Co tu wiele mówić....są naprawdę przepięknym obiektem do obserwacji gołym okiem. Urzekają w lornetce. Przysłowiowe zęby pokazują dopiero - większej apreturze, pod ciemnym niebem. To obrazy mogące wywołać (w sprzyjających warunkach) opad szczęki! Obserwacja gromady : pozwala wyłowić mnogość gwiazd nawet widzianych w wprost, niemal z doskoku, bez większej akomodacji wzroku. Drugie tyle możemy wychwycić po uspokojeniu fotonów na naszej źrenicy a zerkaniem jeszcze więcej.. Wyzerkiwałem dziś nawet 11tki pod moim niebem wiejsko-miejskim! Nanosiłem je może z 20 minut, wyłuskując sukcesywnie z czeluści! W domu patrząc na zdjęcie długoczasowe zauważyłem, że ciężko określić które z nich to te jaśniejsze a które te ulotne; tym bardziej, że nie odwzorowałem perspektywicznych odległości (faktycznych względem siebie ). Jednak ogólny kształt tej wspaniałej parki myślę oddałem! Celowo nie ingerowałem graficznie w kształt gwiazd (tylko inwersja)- w przypadku gromad to trochę nieetyczne Toż to by było zabójstwo szkicu tej cudownej gromady!
Jesienią, w listopadzie, w godzinach popołudniowych znajduje się w miejscu gdzie mam (w mym ogrodzie) najmniejsze zaświetlenie nieba, wisi na tyle nisko, że do Capelli 41 nie muszę używać stołka a na tyle wysoko, że obraz nie ulega zniekształceniu!
Piękne, klasycznie, niemal rasowe gromady. Uwielbiam szczególnie tą z lewej (niżej) NGC 869 (w obrazie Newtona). Pierwsze co się nam rzuca w oczy to dwie jasne gwiazdy z majaczącymi spajakami, jedna z gwiazd obsypana jest kaskadami słabych gwiazdeczek a jej szczyt wieńczą dwie złamane gwiezdne podkowy!
Dla mnie to bombowy efekt.

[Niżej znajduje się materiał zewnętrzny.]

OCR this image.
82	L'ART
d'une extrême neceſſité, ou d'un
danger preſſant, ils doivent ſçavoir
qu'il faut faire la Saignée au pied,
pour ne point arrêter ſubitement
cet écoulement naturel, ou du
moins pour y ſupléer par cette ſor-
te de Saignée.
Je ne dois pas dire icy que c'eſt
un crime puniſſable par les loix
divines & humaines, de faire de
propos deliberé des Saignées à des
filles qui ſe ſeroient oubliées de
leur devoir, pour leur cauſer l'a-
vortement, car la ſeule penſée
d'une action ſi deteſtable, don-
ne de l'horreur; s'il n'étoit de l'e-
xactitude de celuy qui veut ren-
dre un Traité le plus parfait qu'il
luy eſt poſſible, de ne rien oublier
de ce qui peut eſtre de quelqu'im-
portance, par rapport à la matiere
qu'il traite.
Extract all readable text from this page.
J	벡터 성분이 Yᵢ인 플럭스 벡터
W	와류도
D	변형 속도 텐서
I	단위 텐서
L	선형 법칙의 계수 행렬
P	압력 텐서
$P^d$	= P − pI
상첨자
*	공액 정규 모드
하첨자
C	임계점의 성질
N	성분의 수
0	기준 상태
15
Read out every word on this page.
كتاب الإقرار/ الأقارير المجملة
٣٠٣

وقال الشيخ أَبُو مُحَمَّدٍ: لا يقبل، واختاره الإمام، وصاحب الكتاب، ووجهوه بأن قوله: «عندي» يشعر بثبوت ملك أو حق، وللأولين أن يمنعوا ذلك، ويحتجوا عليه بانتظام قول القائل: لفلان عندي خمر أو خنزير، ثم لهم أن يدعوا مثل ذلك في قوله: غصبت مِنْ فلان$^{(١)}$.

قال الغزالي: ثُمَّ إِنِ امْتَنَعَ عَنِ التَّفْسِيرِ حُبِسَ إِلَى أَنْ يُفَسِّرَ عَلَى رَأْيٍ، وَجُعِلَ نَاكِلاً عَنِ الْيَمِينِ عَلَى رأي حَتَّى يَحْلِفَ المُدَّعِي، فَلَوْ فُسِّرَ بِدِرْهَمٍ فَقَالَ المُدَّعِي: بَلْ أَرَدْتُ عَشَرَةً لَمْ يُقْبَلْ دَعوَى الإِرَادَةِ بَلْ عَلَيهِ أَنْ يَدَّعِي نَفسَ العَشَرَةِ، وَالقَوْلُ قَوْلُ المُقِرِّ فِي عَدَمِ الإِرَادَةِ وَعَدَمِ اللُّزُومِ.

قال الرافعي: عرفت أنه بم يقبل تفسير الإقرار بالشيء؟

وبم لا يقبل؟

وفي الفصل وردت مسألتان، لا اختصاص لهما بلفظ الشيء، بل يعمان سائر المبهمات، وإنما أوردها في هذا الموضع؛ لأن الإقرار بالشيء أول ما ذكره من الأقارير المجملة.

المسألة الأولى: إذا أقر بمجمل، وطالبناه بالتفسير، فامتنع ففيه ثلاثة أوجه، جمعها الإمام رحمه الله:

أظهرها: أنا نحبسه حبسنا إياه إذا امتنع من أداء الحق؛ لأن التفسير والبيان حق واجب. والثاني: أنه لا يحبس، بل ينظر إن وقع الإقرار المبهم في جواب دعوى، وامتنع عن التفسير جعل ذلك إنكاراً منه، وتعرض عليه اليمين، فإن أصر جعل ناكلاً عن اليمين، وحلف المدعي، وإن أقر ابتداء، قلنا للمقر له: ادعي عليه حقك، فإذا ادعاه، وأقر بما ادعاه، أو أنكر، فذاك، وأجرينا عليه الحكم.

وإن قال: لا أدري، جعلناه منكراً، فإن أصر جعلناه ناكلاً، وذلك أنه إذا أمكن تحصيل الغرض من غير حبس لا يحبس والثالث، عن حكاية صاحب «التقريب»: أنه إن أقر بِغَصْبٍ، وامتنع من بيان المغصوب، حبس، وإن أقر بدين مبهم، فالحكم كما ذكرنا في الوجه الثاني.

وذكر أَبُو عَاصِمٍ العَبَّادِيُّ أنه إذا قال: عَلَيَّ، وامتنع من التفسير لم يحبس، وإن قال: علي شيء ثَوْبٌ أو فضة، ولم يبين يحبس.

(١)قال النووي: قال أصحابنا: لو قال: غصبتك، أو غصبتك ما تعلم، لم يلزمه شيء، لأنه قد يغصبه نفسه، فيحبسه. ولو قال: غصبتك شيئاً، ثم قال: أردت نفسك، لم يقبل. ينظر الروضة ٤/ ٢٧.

Obie gromady możemy wpisać w kopnięta ósemkę lub jak podobno uważał Bayer literę "X", widział w tej literze światła połączonych gromad bliźniaczych.
Do szkicu użyłem Mojego Newtona, oraz dwóch okularów SWAN 40mm oraz UWA SW 22mm oba o polu 70 st!
Szkic to właściwie kompilacja wrażeń estetycznych i wyłapanych szczegółów w powerach 82 i 45x
Zachęcam do obserwacji Chichotków -warto!